The Apex Bank came to the primary market with N700 billion Treasury bills offer size across standard tenors, including 91-day, 182-day and 364 day maturities. Details from the auction results showed that demand settled slightly above the total offers as investors began to seek higher returns on naira assets despite disinflation.

Total subscription came in at about N775 billion versus N700 billion offers floated at the main auction. The results showed rising appetite for duration as investors parked about 90% of their bids on Nigerian Treasury bills with 364 days maturity. The CBN opened N100 billion worth of 91 days bills for subscription, but the offer received underwhelming bids totalling N44.17 billion.

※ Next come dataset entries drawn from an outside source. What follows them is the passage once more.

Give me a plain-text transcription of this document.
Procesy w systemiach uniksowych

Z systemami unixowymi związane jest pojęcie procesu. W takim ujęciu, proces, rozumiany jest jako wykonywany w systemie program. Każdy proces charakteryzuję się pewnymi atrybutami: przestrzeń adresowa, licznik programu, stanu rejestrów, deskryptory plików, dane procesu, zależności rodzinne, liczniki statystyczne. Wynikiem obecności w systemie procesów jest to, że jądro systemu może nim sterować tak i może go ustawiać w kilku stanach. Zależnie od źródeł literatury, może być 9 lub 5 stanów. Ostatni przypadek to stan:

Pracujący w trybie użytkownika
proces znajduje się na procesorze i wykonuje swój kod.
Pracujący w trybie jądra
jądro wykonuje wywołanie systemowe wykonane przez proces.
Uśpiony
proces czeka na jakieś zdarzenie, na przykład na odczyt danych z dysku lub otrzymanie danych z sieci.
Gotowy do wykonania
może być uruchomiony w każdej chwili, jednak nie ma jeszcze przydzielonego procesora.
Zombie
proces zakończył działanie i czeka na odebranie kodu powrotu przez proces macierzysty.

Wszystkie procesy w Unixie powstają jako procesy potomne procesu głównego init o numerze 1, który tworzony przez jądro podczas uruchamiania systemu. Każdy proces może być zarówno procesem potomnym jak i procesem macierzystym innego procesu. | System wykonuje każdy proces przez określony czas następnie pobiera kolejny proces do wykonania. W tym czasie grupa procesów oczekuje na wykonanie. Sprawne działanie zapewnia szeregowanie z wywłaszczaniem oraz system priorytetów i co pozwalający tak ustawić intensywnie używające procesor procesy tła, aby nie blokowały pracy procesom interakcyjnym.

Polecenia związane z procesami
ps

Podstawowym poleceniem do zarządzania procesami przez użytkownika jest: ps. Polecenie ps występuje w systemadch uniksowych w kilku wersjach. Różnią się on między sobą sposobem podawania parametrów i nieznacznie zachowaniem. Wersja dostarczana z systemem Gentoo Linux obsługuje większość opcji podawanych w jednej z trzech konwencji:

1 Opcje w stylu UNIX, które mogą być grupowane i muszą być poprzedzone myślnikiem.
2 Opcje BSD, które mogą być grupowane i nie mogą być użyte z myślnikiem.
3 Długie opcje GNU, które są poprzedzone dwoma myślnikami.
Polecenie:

The CBN allotted N42.80 billion for the short-term instrument at the spot rate of 15.30%, the same as the previous auction. Total demand for 182 days Nigerian Treasury bills settled at N33.38 billion as against N150 billion that the authority pushed out for subscription. The CBN raised N30.36 billion from 182 days bills allotted to investors at the spot rate of 15.50%, the same as the previous auction.

Investors staked N697.29 billion on N450 billion in 364-day Treasury bills that was offered for subscription. The CBN raised N636.46 billion from the longest tenor at the spot rate of 17.50%, up from 16.04% at the previous auction.